Small feature gaps add up fast
Sometimes the issue is not a crash. It is the missing little things that make a desktop app feel finished. These paper cuts add friction every day, and they change how often I reach for the Mac app at all.
A few examples that keep coming up:
- Resume playback should work reliably, at least on the same Mac, even if it does not sync across devices.
- The app should remember sensible playback preferences in a way that matches how people use playlists.
- Keyboard control should feel modern and customizable, because desktop users rely on it.
None of these requests sounds radical. They sound like table stakes for a music app that wants to sit next to Safari, Notes, and Messages as a daily tool.
Updates sometimes feel like regressions, not improvements
The most worrying pattern is when updates ship with rough edges that feel obvious in real use. The complaints often describe UI behaviors that do not feel intentional, plus bugs that change how listening works. When users start listing multiple breakages after a single update, it creates one clear impression: Apple did not spend enough time living inside the app before shipping it.
Here are the kinds of regressions that spark real anger:
- Playlist folders behave unpredictably while navigating or reorganizing.
- Controls moving in ways that waste space and reduce clarity.
- Extra clicks are added to common actions like adjusting volume.
- Playback features interact in strange ways, like one setting affecting another in an unexpected fashion.
This is where the neglect argument becomes convincing. Bugs happen in any software. Still, a product at this scale should not ship with issues that many people can reproduce within an hour.
This stings more on the Mac
I do not think people complain because they want a music app to look like a social feed. Many Mac users want the opposite. They want clean, fast, and focused. That is exactly why the Mac app’s current state feels so disappointing. The problems are not about taste. They are about fundamentals.
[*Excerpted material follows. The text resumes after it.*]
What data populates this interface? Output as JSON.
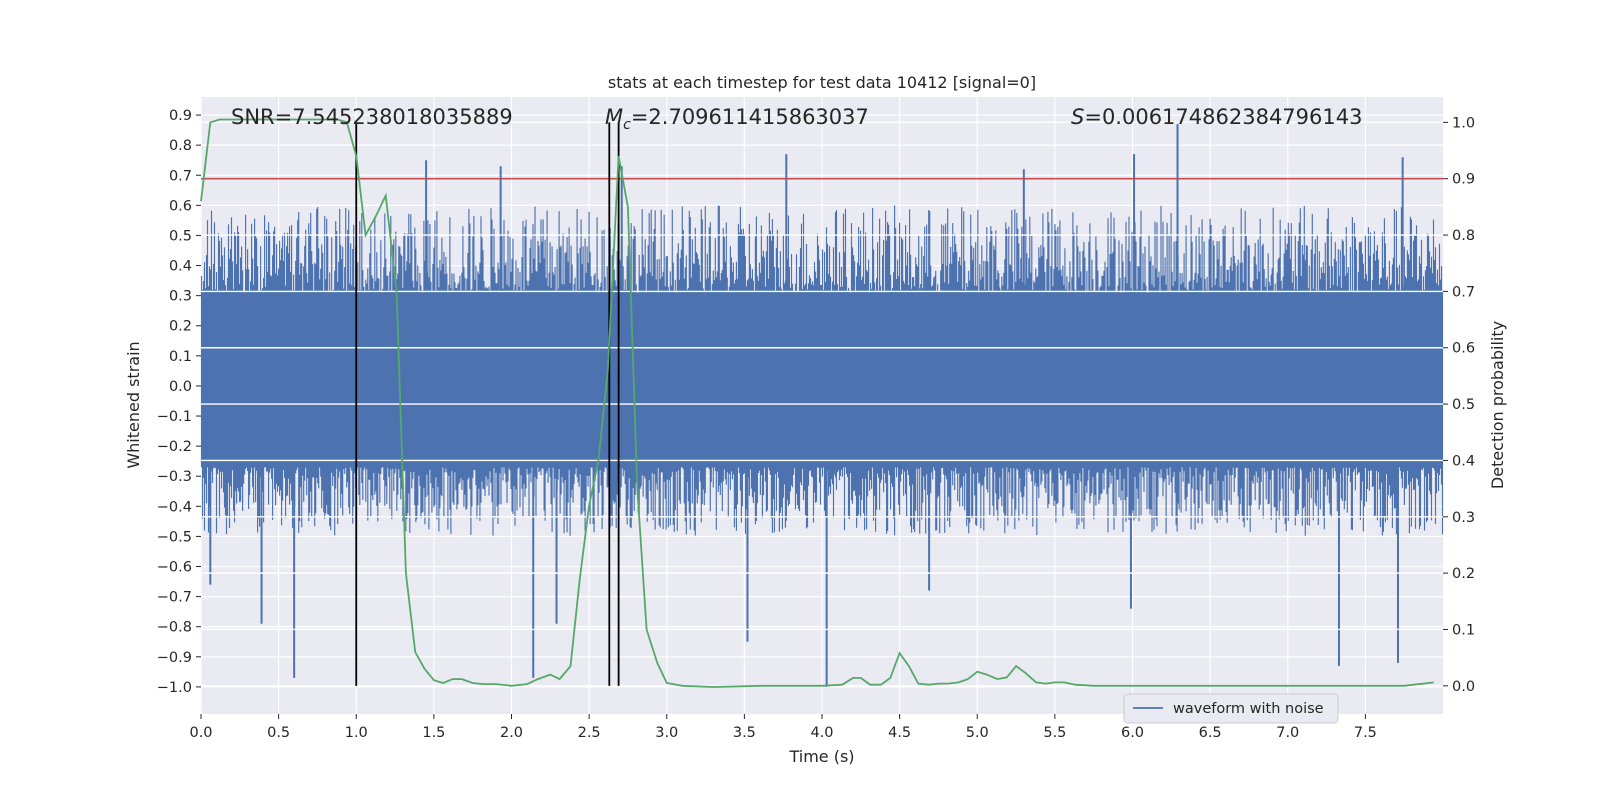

Apple should treat Apple Music on Mac like a flagship app, because that is what it is. If Apple wants users to stay subscribed, the Mac client must feel stable, quick, and easy to navigate. Right now, too many users describe it as sluggish, inconsistent, and behind the curve.
Apple Music should feel like it belongs on the Mac. Today, it often feels like it ended up there by obligation.
I run Music on a M1 with approx 4227 songs on one Playlist. The Play function doesn’t work properly so I just use Shuffle. To change the song rotation from the songs I like to the top (even though) it doesn’t really matter in Shuffle I create another window and move the songs with in that. At least I found one of the biggest shortcomings on Music in Tahoe.